Sécheresse et canicules : les récoltes de pommes et poires fortement diminuées en France.
Sécheresse et canicules : les récoltes de pommes, poires, noisettes paient le prix d’un été 2026 hors normes
Depuis la fin du printemps, la France a connu une succession d’épisodes de chaleur intense, accompagnés de très peu de pluies durables. La sécheresse des sols s’est aggravée tout au long de l’été et demeure exceptionnelle en cette mi-septembre, malgré quelques orages à la fin août. Les restrictions d’irrigation touchent plusieurs bassins agricoles, et aucune perspective de retour durable des pluies n’est envisagée à court terme.
Pour les arbres fruitiers, le problème ne se limite pas à un simple manque d’eau. Les températures élevées augmentent l’évaporation, forçant les arbres à réduire leur activité pour préserver leurs réserves. Cela entraîne un ralentissement de la photosynthèse, l’interruption du grossissement des fruits et, dans certains cas, la chute prématurée de ces derniers. Les fruits les plus exposés subissent également des brûlures dues à la chaleur.
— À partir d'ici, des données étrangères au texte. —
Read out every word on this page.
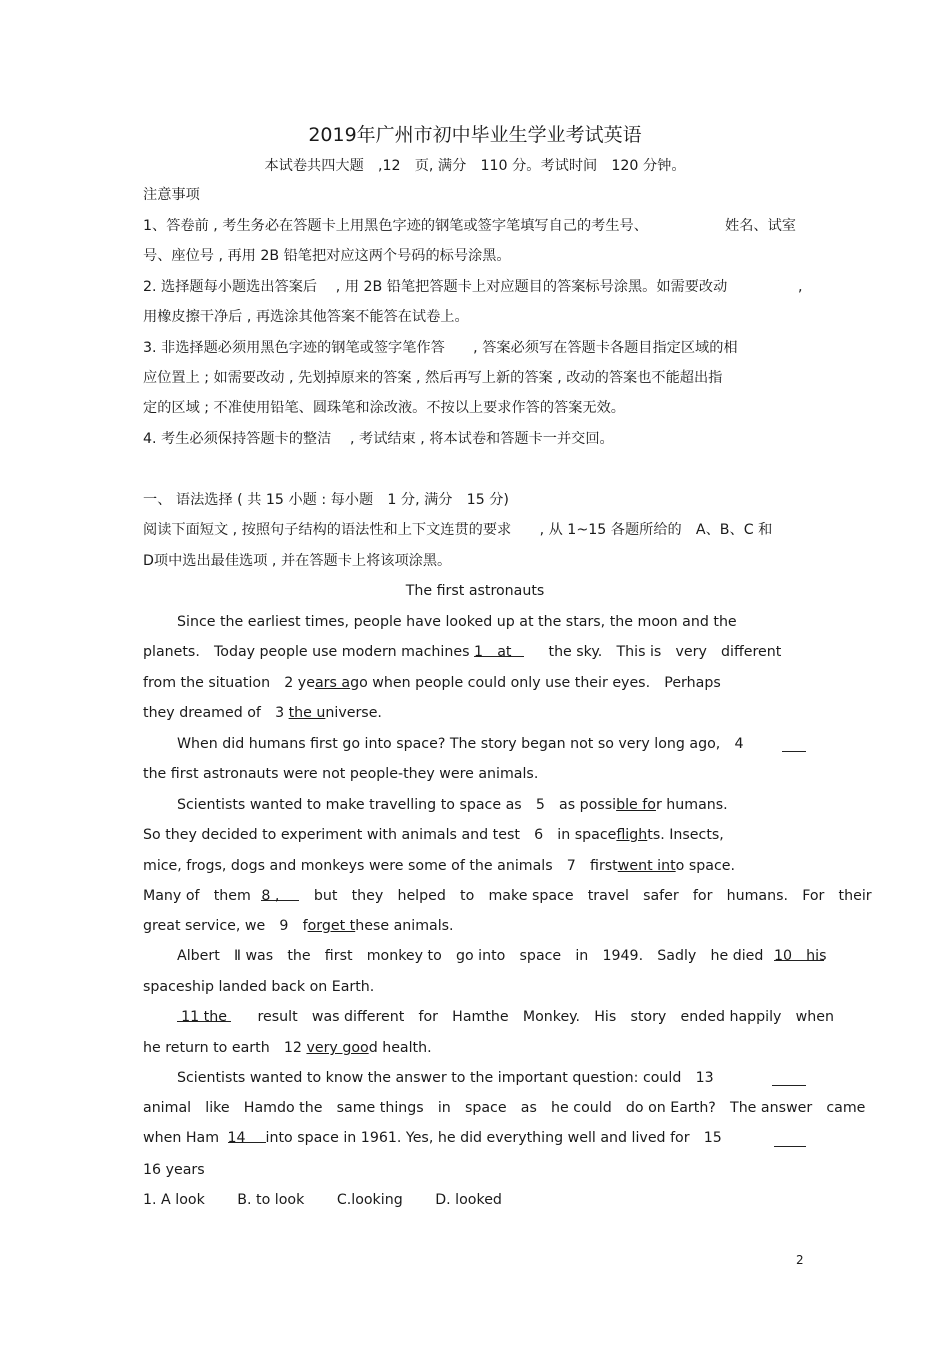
2019年广州市初中毕业生学业考试英语
本试卷共四大题　,12　页, 满分　110 分。考试时间　120 分钟。
注意事项
1、答卷前 , 考生务必在答题卡上用黑色字迹的钢笔或签字笔填写自己的考生号、	姓名、试室
号、座位号 , 再用 2B 铅笔把对应这两个号码的标号涂黑。
2. 选择题每小题选出答案后　 , 用 2B 铅笔把答题卡上对应题目的答案标号涂黑。如需要改动	,
用橡皮擦干净后 , 再选涂其他答案不能答在试卷上。
3. 非选择题必须用黑色字迹的钢笔或签字笔作答　　, 答案必须写在答题卡各题目指定区域的相
应位置上 ; 如需要改动 , 先划掉原来的答案 , 然后再写上新的答案 , 改动的答案也不能超出指
定的区域 ; 不准使用铅笔、圆珠笔和涂改液。不按以上要求作答的答案无效。
4. 考生必须保持答题卡的整洁　 , 考试结束 , 将本试卷和答题卡一并交回。
一、 语法选择 ( 共 15 小题 : 每小题　1 分, 满分　15 分)
阅读下面短文 , 按照句子结构的语法性和上下文连贯的要求　　, 从 1~15 各题所给的　A、B、C 和
D项中选出最佳选项 , 并在答题卡上将该项涂黑。
The first astronauts
Since the earliest times, people have looked up at the stars, the moon and the
planets.　Today people use modern machines 1　at	the sky.　This is　very　different
from the situation　2 years ago when people could only use their eyes.　Perhaps
they dreamed of　3 the universe.
When did humans first go into space? The story began not so very long ago,　4
the first astronauts were not people-they were animals.
Scientists wanted to make travelling to space as　5　as possible for humans.
So they decided to experiment with animals and test　6　in spaceflights. Insects,
mice, frogs, dogs and monkeys were some of the animals　7　firstwent into space.
Many of　them 8 , but　they　helped　to　make space　travel　safer　for　humans.　For　their
great service, we　9　forget these animals.
Albert　Ⅱ was　the　first　monkey to　go into　space　in　1949.　Sadly　he died 10　his
spaceship landed back on Earth.
11 the result　was different　for　Hamthe　Monkey.　His　story　ended happily　when
he return to earth　12 very good health.
Scientists wanted to know the answer to the important question: could　13
animal　like　Hamdo the　same things　in　space　as　he could　do on Earth?　The answer　came
when Ham 14 into space in 1961. Yes, he did everything well and lived for　15
16 years
1. A look B. to look C.looking D. looked
2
Pommes : une récolte en baisse de 14 %
Au 1er septembre, la production française de pommes de table est estimée à 1,375 million de tonnes, marquant une baisse de 14 % par rapport à 2025. Les épisodes de canicule répétée ont réduit le potentiel des vergers, en plus d’une alternance naturelle après une bonne récolte l’an dernier et d’une diminution des surfaces cultivées. Les producteurs constatent une taille plus petite des pommes et des fruits brûlés par le soleil. Une partie de la récolte, ne répondant pas aux standards du marché frais, pourrait être réorientée vers la transformation.
Les poires sont-elles également touchées ?
Oui, la production française de poires de table est attendue en baisse de 10 % sur un an. Les fortes chaleurs ont limité le développement et le calibre des fruits, malgré une augmentation des surfaces cultivées. Toutefois, la récolte devrait rester supérieure d’environ 9 % à la moyenne des cinq dernières années, ce qui relativise cette baisse par rapport à l’excellente campagne de 2025.
Noix et noisettes : des récoltes très dépendantes de l’irrigation
Pour les noix, l’eau est cruciale durant tout l’été. Un déficit hydrique précoce peut réduire le calibre et, plus tard, entraîner des cerneaux mal remplis ou des noix creuses. Dans le bassin de la noix de Grenoble, les zones non irriguées ont particulièrement souffert cette année, avec des brûlures observées sur les fruits. Quant aux noisettes, le bilan national pour 2026 n’est pas encore consolidé. Dans le Sud-Ouest, les vergers bien irrigués ont conservé un potentiel satisfaisant en début d’été, mais les fortes chaleurs et le stress hydrique menacent le remplissage et le calibre des fruits.
Faut-il craindre une hausse des prix cet automne ?
Une baisse des récoltes ne conduit pas nécessairement à une augmentation des prix. D’autres facteurs, tels que les stocks, les importations et les récoltes européennes, influencent également les prix. Cependant, la rareté des gros calibres et des fruits conformes aux standards du marché frais pourrait avoir un impact sur les prix cette année.
La sécheresse de 2026, qui a déjà affecté le maïs, le tournesol, les prairies et la vigne, se fait désormais ressentir dans les récoltes de fruits d’automne. En l’absence de pluies dans les semaines à venir, ses effets pourraient perdurer au-delà des récoltes actuelles, fragilisant les arbres avant la prochaine saison.